I have seen Pakistanis escaping the local Taliban and hill folk fleeing from the encroaching water of the 2010 floods.

I've seen the plight of the stateless Rohingya who live on the border Myanmar with Bangladesh.

Yet, in these isolated cases the impression I got from the "victims", if I can call them that, was that there was always hope for a better future.

A future that would see them rehabilitated and able to return to land and homes they were familiar with.

For me and the Al Jazeera team here in Kuala Lumpur, the experience has been so different from anything we've experienced before.

I enter a small three-bedroom apartment in the outer suburbs of the Malaysian capital. The block of flats is rundown and the creaky lift slowly climbs its way up the higher floors.

Abdul Ghani, a very thin and ill-looking Syrian refugee in his mid-fifties, meets us coughing.

He politely introduces himself and ushers us through a door through to his apartment, which is revealed after a weighty iron safety grill has been wheeled out of the way.

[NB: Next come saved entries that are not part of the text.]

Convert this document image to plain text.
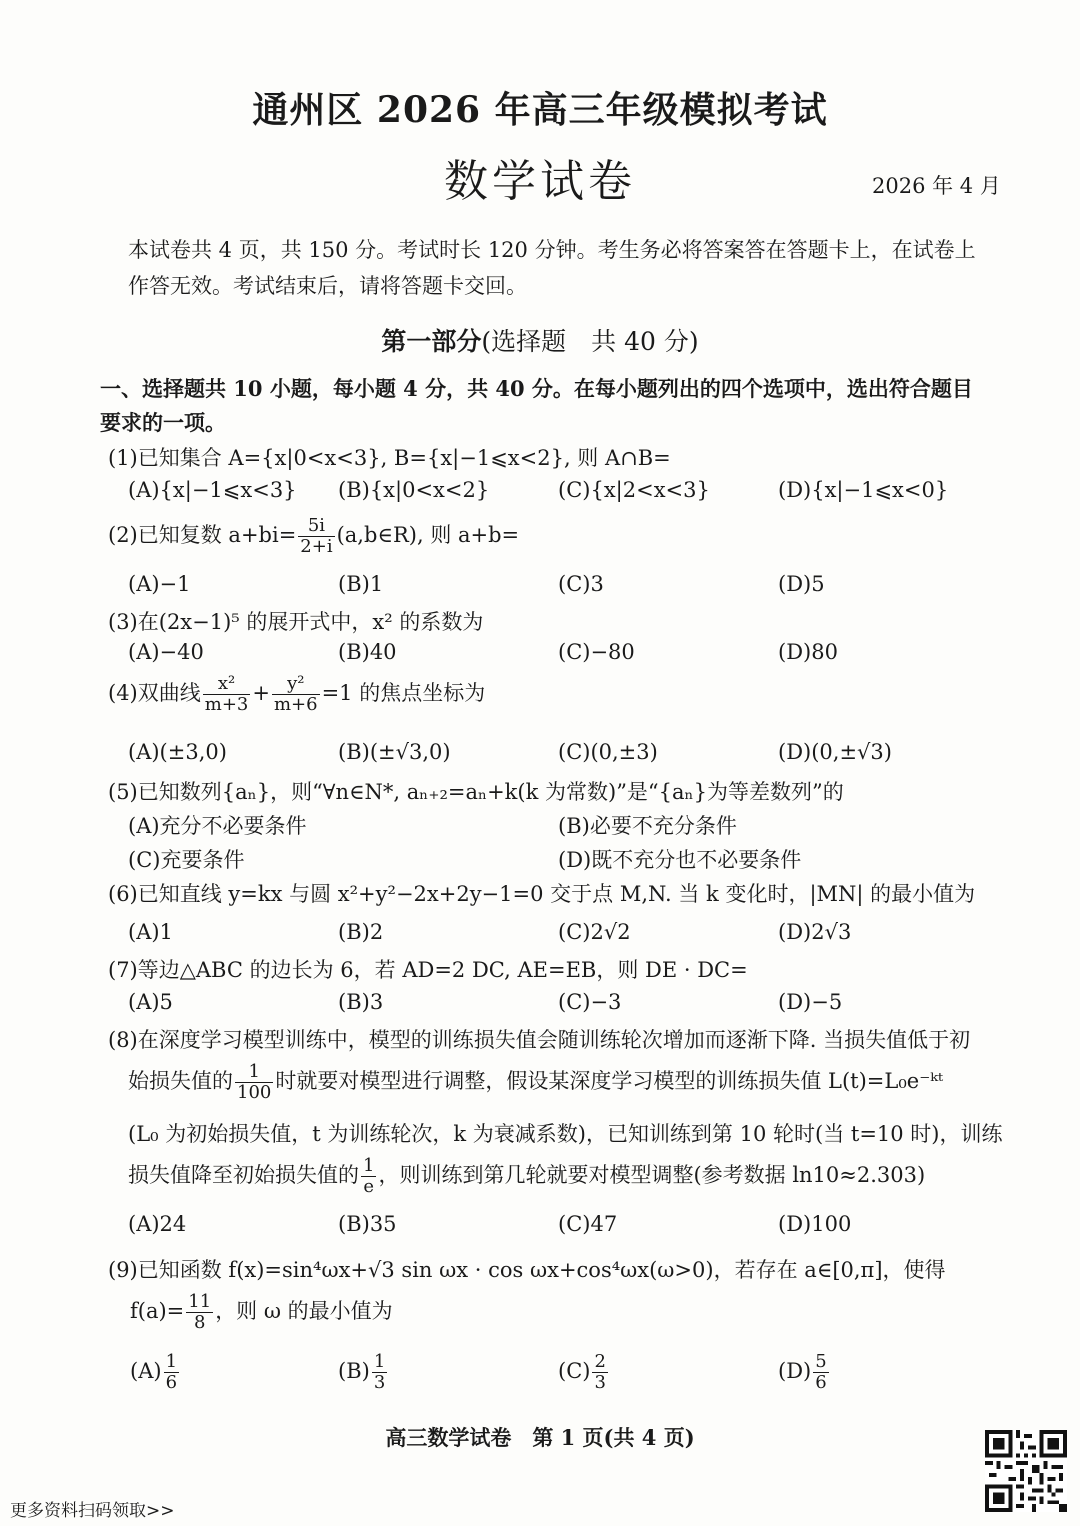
通州区 2026 年高三年级模拟考试
数学试卷	2026 年 4 月
本试卷共 4 页，共 150 分。考试时长 120 分钟。考生务必将答案答在答题卡上，在试卷上作答无效。考试结束后，请将答题卡交回。
第一部分(选择题　共 40 分)
一、选择题共 10 小题，每小题 4 分，共 40 分。在每小题列出的四个选项中，选出符合题目要求的一项。
(1)已知集合 A={x|0<x<3}, B={x|−1⩽x<2}, 则 A∩B=
(A){x|−1⩽x<3} (B){x|0<x<2}	(C){x|2<x<3}	(D){x|−1⩽x<0}
(2)已知复数 $a+bi= \frac{5i}{2+i}$ (a,b∈R), 则 a+b=
(A)−1	(B)1	(C)3	(D)5
(3)在(2x−1)⁵ 的展开式中，x² 的系数为
(A)−40	(B)40	(C)−80	(D)80
(4)双曲线 $\frac{\text{x²}}{m+3} + \frac{\text{y²}}{m+6} =1$ 的焦点坐标为
(A)(±3,0)	(B)(±√3,0)	(C)(0,±3)	(D)(0,±√3)
(5)已知数列{aₙ}，则“∀n∈N*, aₙ₊₂=aₙ+k(k 为常数)”是“{aₙ}为等差数列”的
(A)充分不必要条件	(B)必要不充分条件
(C)充要条件	(D)既不充分也不必要条件
(6)已知直线 y=kx 与圆 x²+y²−2x+2y−1=0 交于点 M,N. 当 k 变化时，|MN| 的最小值为
(A)1	(B)2	(C)2√2	(D)2√3
(7)等边△ABC 的边长为 6，若 AD=2 DC, AE=EB，则 DE · DC=
(A)5	(B)3	(C)−3	(D)−5
(8)在深度学习模型训练中，模型的训练损失值会随训练轮次增加而逐渐下降. 当损失值低于初
始损失值的 $\frac{1}{100}$ 时就要对模型进行调整，假设某深度学习模型的训练损失值 L(t)=L₀e⁻ᵏᵗ
(L₀ 为初始损失值，t 为训练轮次，k 为衰减系数)，已知训练到第 10 轮时(当 t=10 时)，训练
损失值降至初始损失值的 $\frac{1}{e}$ ，则训练到第几轮就要对模型调整(参考数据 ln10≈2.303)
(A)24	(B)35	(C)47	(D)100
(9)已知函数 f(x)=sin⁴ωx+√3 sin ωx · cos ωx+cos⁴ωx(ω>0)，若存在 a∈[0,π]，使得
$f(a)= \frac{11}{8}$ ，则 ω 的最小值为
$(A) \frac{1}{6}$	$(B) \frac{1}{3}$	$(C) \frac{2}{3}$	$(D) \frac{5}{6}$
高三数学试卷　第 1 页(共 4 页)
更多资料扫码领取>>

"It’s not so safe here at night", Abdul Ghani tells me and smiles, but compared to Damascus where he comes from, this is a much safer place to stay for the moment.

He's been suffering from a recurring chest infection and treating the illness will costs more than he can afford. His savings are running low and it's left to him to seek out charitable organisations that can help.

Three small bedrooms

Abdul Ghani shares an apartment with two Bangladeshi workers who had taken pity on him and invited him to live with them.

It's a tiny place with three small bedrooms, a cooking area and a small lounge with one sofa neatly positioned by the bay window.

It's not perfect nor is it luxurious but it's a safe haven for a man who still finds it difficult to sleep.

Waking up after nightmares of the bloody scenes he witnessed in Syria is a source of great anxiety, knowing as he does that his relatives in Syria don't have the luxury of waking up in a safe bed.

We set up and conduct our interview, throughout which he's visibly emotional and cries periodically.

We stop filming when he asks.

"Please don't show this ... . I don’t want the world to think I am weak!"

We have to respect the requests of any contributor to our news story.

Some don't want to show "weakness"; others say they don’t want to show their face for religious or security factors. We take each scenario on a case-by-case basis.

Level of trust

Why, I bet you are asking.

I may in the future need to speak again with Abdul Ghani and I need to develop a level of trust.

He has never met anyone from Al Jazeera and needs to know we keep our word.

We talk. He's tearful but he gets his message and story across to us.

The report you will see on AJE fills in the rest of the gaps for you.

Syrian refugees are scattered across the globe, lost, without a place to call home and in lands where they are not cared for and often looked at with suspicion.

You don't need to be a Syrian refugee to expect help from a host country.

Across the world we have refugees in our respective nations for a number of reasons.

If you are outside Syria, be thankful for what you have, and if you have the time and the capacity, consider helping those most in need.

No matter how little, no matter who or where the "victim" comes from!